Live Encounters Poetry & Writing March 2025
Unexpected happiness, poems by Niels Hav.
Unexpected happiness
My poems are still as ugly
as the scratched bus shelters
along deserted country roads
where schoolchildren and seniors
are waiting for transport.
They hardly improve the landscape,
and people are pissing on them
just because they are here – decorated
with anonymous curses and the new
slogans. Here hangs the timetable.
In May some stay outside listening
to the songlark who sweetens the wait
with a frivolous concert
about summers zephyr wind
and morning diamonds.
But when winter’s melancholy vampires
wander freely about in the wilderness,
and a kiss in the suburbs is less common
than a UFO, my ugly shelters
gladly stand there waiting with you –
Till the bus arrives. I, too, am longing,
desperately to find the enigmatic words
that redeem my soul
– a mystery of unexpected happiness
in the middle of the winter timetable.
When We Were Alive
We drank lots of wine,
bottles were lined up.
Do you remember?
We yelled and laughed
blissfully ignorant of most things,
but we understood what’s important
to one hundred percent.
Love was the only legal tender,
national borders had no meaning.
Violence, war, greed – indeed, stupidity
of any kind was outlawed.
All humans are born equal
with valid expectations and rights.
Strangers were greeted as new friends
we exchanged smiles, kisses and cigarettes.
Whoever laughs deserves a kiss.
Whoever weeps needs love.
We sided with the poor.
We were pacifists and against any war.
We decided to vagabond the globe
and make the world our homeland.
We swam under the twinkling starry sky
in the luminous dusky night –
our skin was firm,
warm and smooth,
when we were alive.
Do you remember?
Happiness and unhappiness are twins.
Sorrow arrives, limping.
We drank the light, we drank the darkness.
We dreamed and sang,
when we were alive,
do you remember?
Translated by Per Brask, Patrick Friesen and the author
What are we to do, Mallarmé?
The undefined space behind the filling station
where they put scrapped cars to be plundered
for parts.
To stand in shelter there
a black night with the moon like a loose UFO
among ragged clouds.
My steaming piss
a frayed flag waving over grass and thistles
in the dark.
What are we to do, Mallarmé?
Translation by Martin Aitken
© Niels Hav
Niels Hav was awarded the Danish Literature Prize 2024 from Ragna Sidéns and Vagn Clausens Foundation.

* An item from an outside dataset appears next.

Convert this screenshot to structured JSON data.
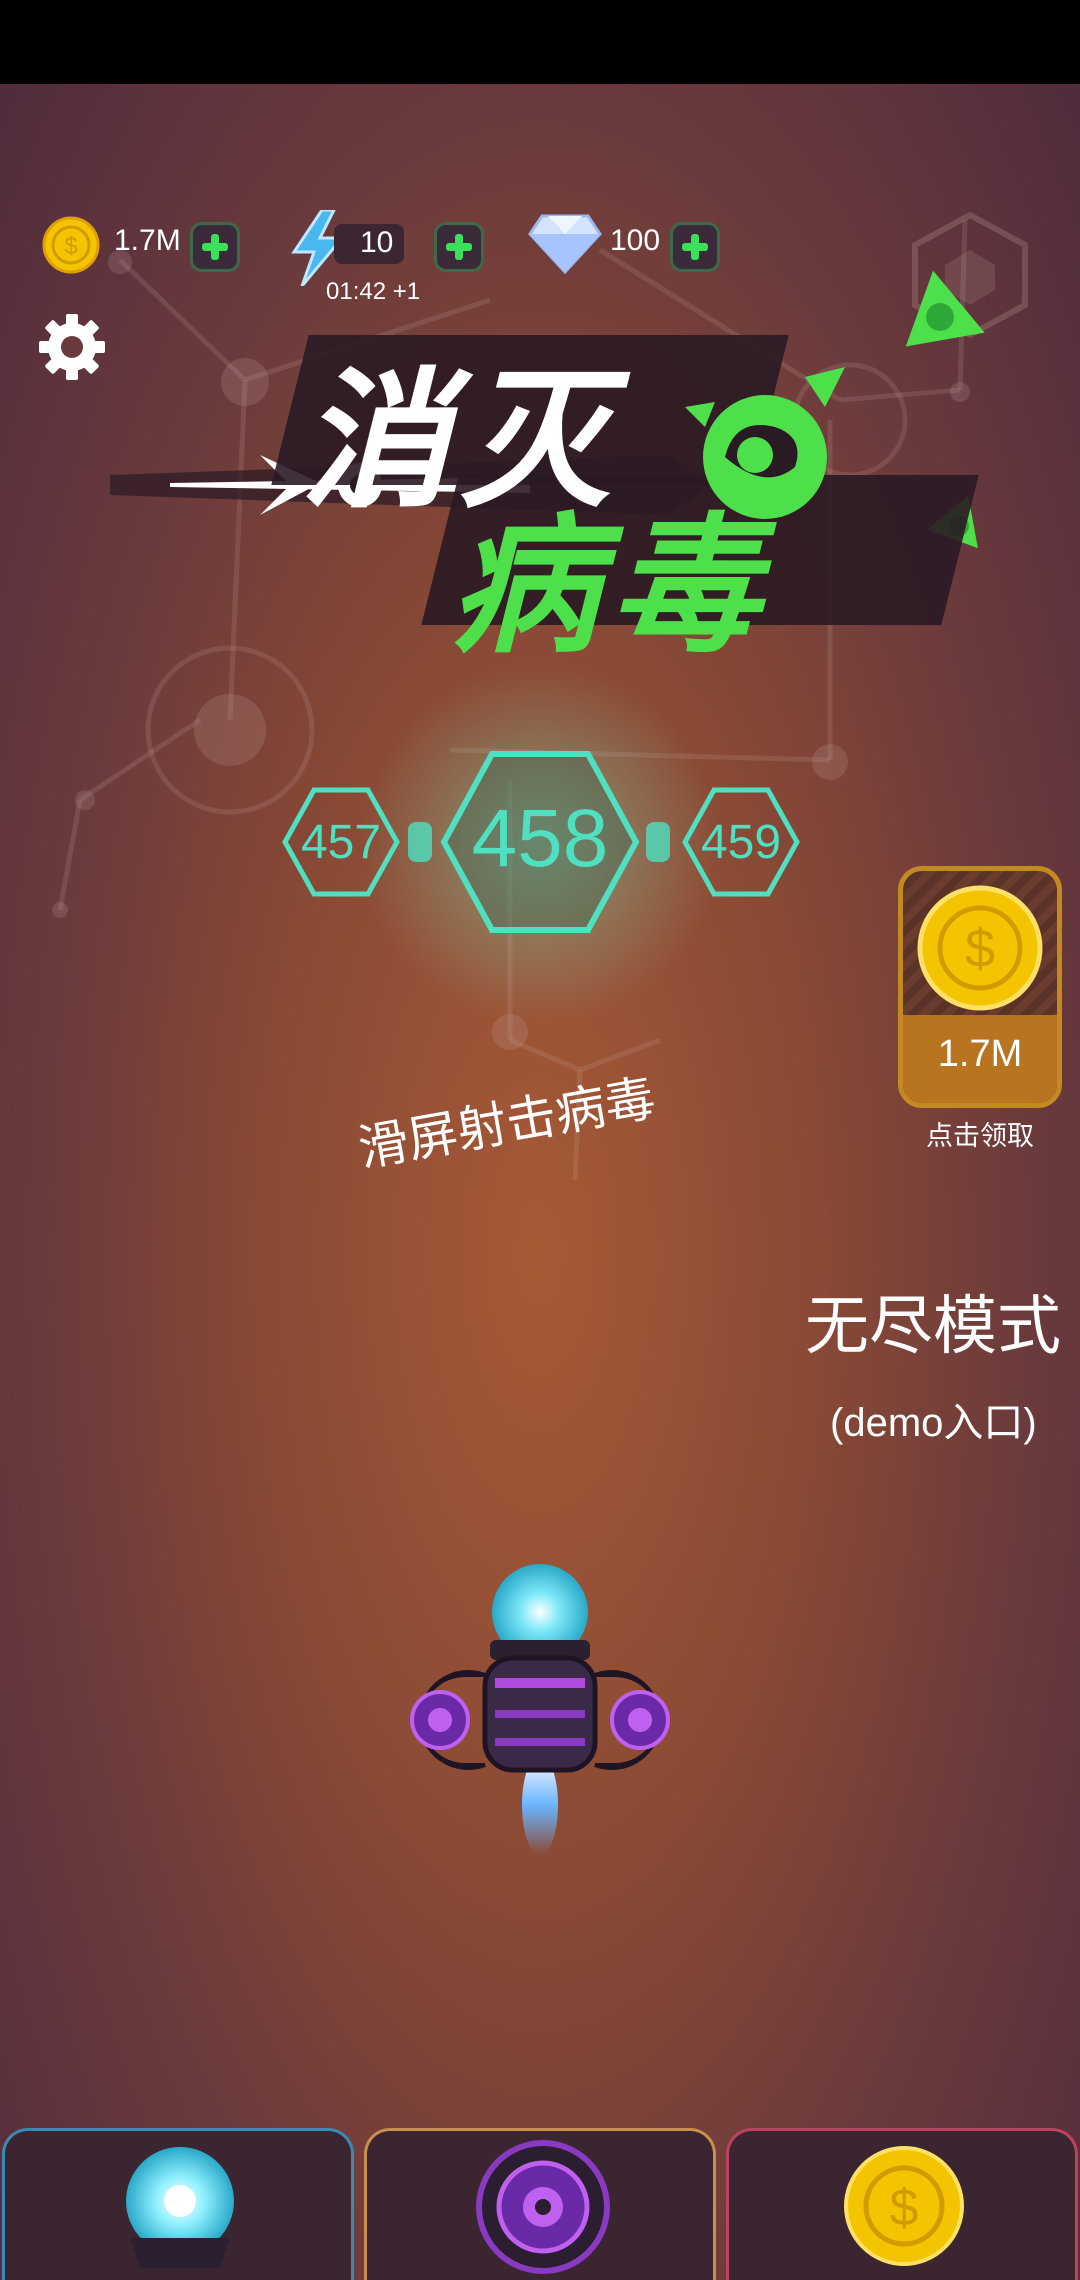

He is the author of ten volumes of prose and poetry. His books are widely translated into languages including e.g. Portuguese, Dutch, Arabic, Turkish, English, Serbian, Kurdish, Albanian and Farsi. Frequently interviewed by the media, he has travelled widely in Europe, Asia, Africa, North and South America and participated in numerous literary events. His poems and stories have been published in a large number of journals, magazines and newspapers around the world. His new English poetry collection Moments of Happiness is published by Anvil Press in Vancouver.